Three months earlier, Pollard himself, had attacked a tweet by Jeremy Corbyn in which Corbyn said that the people who caused the financial crash of 2008 “call me a threat. They’re right. Labour is a threat to a damaging and failed system rigged for the few.” Pollard tweeted: “This is ‘nudge, nudge, you know who I’m talking about don’t you? And yes I do. It’s appalling” In response I tweeted: “Stephen Pollard and Jeremy Corbyn. One of them seems to think all bankers are Jews. Clue: it is not Jeremy Corbyn.”

But when I read this drivel, stereotyping the Jewish community as capitalists, I think of the many Jews I know well who work in the health service and caring professions who will be boosted by the prospect of a Labour government that is committed to funding their sectors rather than selling them off. I think of the struggling Jewish single parents and pensioners I know, and unemployed Jews, who have every reason to welcome a Corbyn-led government that would boost welfare payments rather than cut them, and would undertake other serious anti-poverty measures. I think of Jews I know who are users of mental health services, whose provision has been cut to the bone by the Tories. I think of elderly Jewish acquaintances living in the East End for whom repairs to their council housing and a well resourced health service are very high on their agendas. These people need a Labour government to be returned on December 12th as much as as their non-Jewish counterparts.

Absolutely. I’ve met Jews, who’ve despised the Tories for what they’ve done to the Health Service because they’ve, or their parents, have worked in it.

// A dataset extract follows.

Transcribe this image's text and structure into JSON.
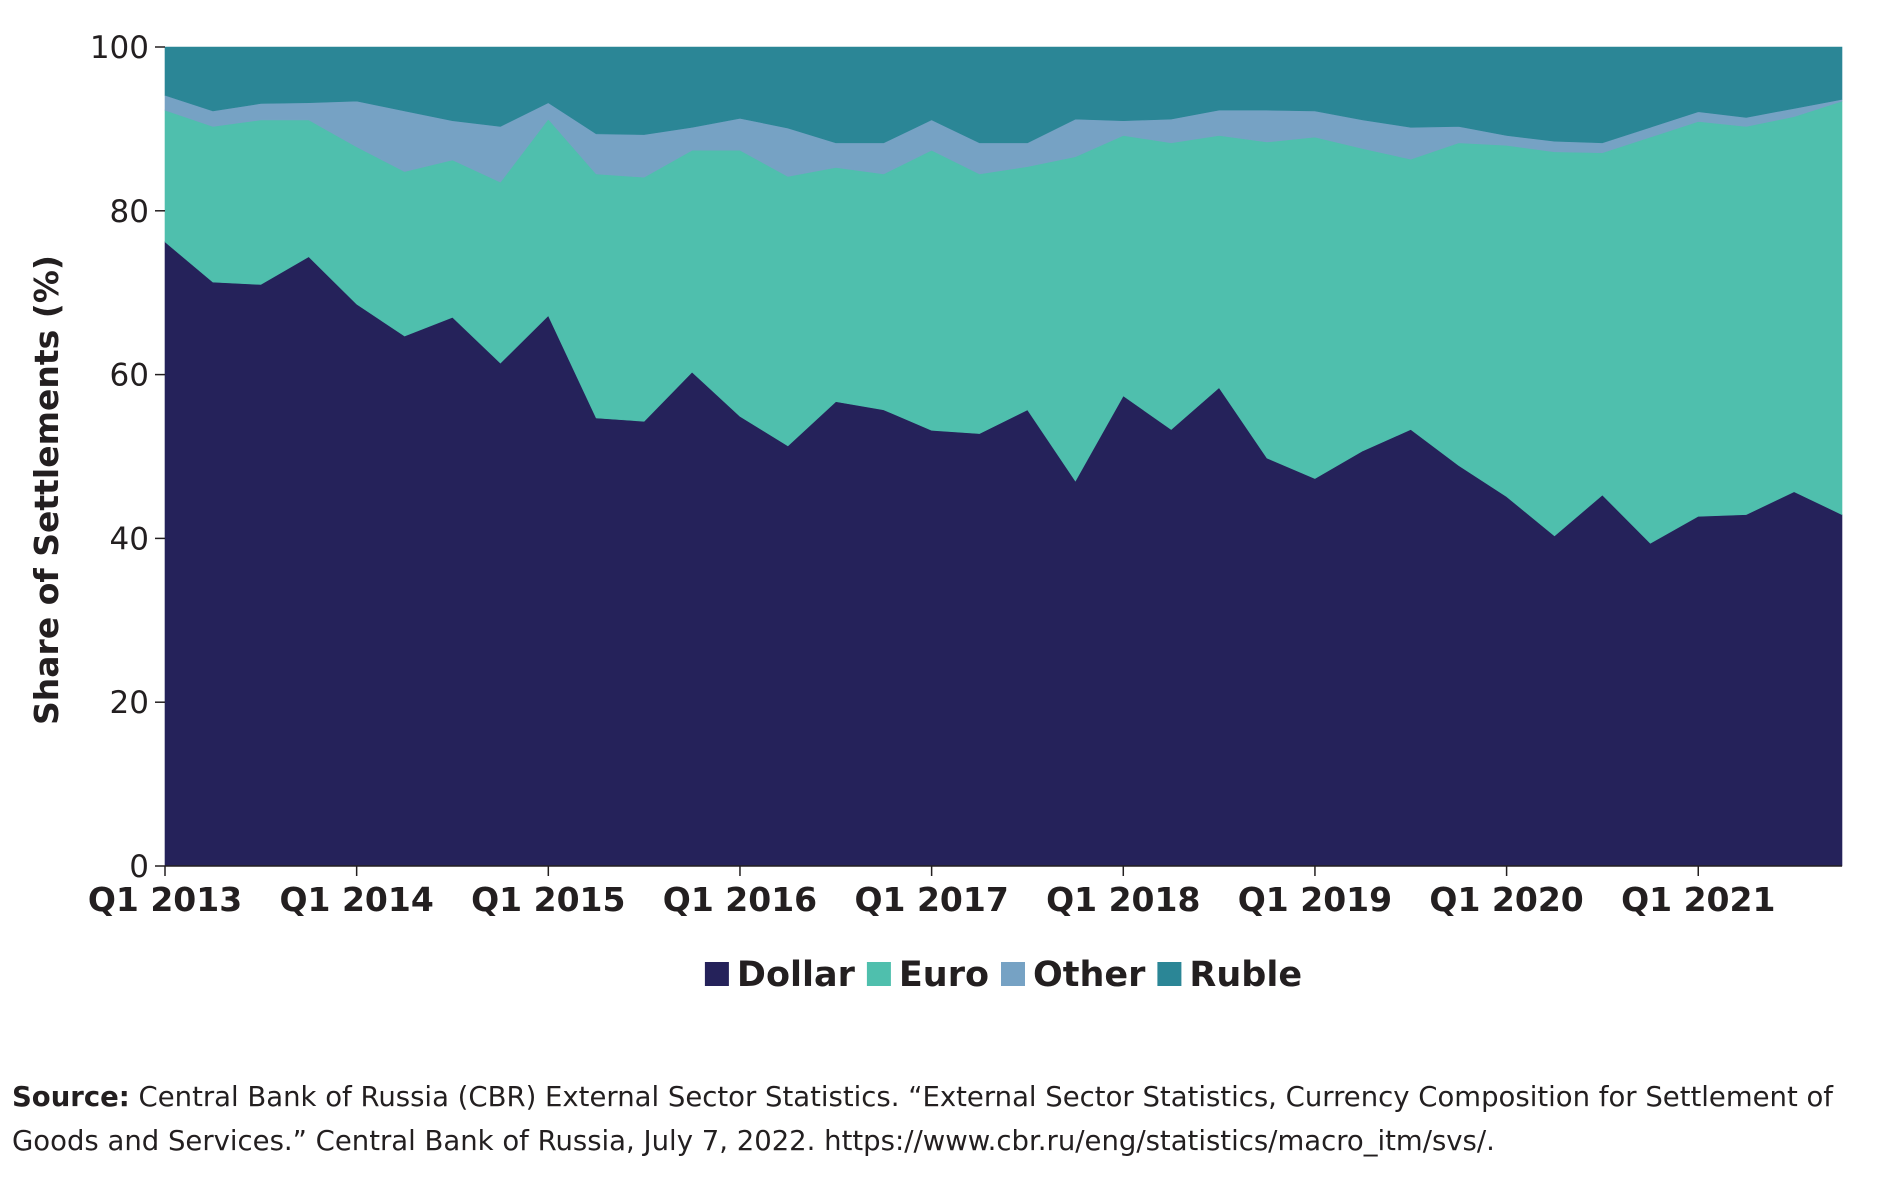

He also gives more news that you won’t find in the lamestream media. Apparently here are two new initiatives by British Jewish young people to tackle the Tories. One is Vashti Media, which states that it is a ‘microphone for the Jewish Left’, and another is ‘Jews Against Boris’.

He also discusses a talk the group were given by a Polish socialist and anti-fascist, who talked about the current political situation in his country and the mobilisation of anti-Fascists to combat the recent nationalist marches through Warsaw. His article concludes by commenting on the way the Fascist and Nationalist right in Poland and eastern Europe are being supported by right-wing forces across the continent, including Britain’s Tories.

As we sat in a cab driving to the airport on Monday, we passed a wall graffitied with a crossed out Star of David in a circle. The populist right and far right in Poland, and other countries central and eastern Europe, have been drawing support from right wingers in Western Europe including Britain’s Tory Party. Those elements in Britain that are leading the false charge against Jeremy Corbyn, as if he were some sort of threat to Jews in Britain, need to stop playing dangerous factional political games and face up to where the threats are really coming from.

https://rebellion602.wordpress.com/2019/11/06/whos-afraid-of-jeremy-corbyn/

As Rosenberg and other, genuine anti-Fascist activists both Jewish and gentile have made clear, Jeremy Corbyn is not an anti-Semite. Since he’s been leader of the Labour party, the level of anti-Semitism has been at the lowest its ever been for years. Anti-Semitism, like racism generally, is always strongest on the right. And that means the very same Tories, who are trying to smear Corbyn as a Jew-hater.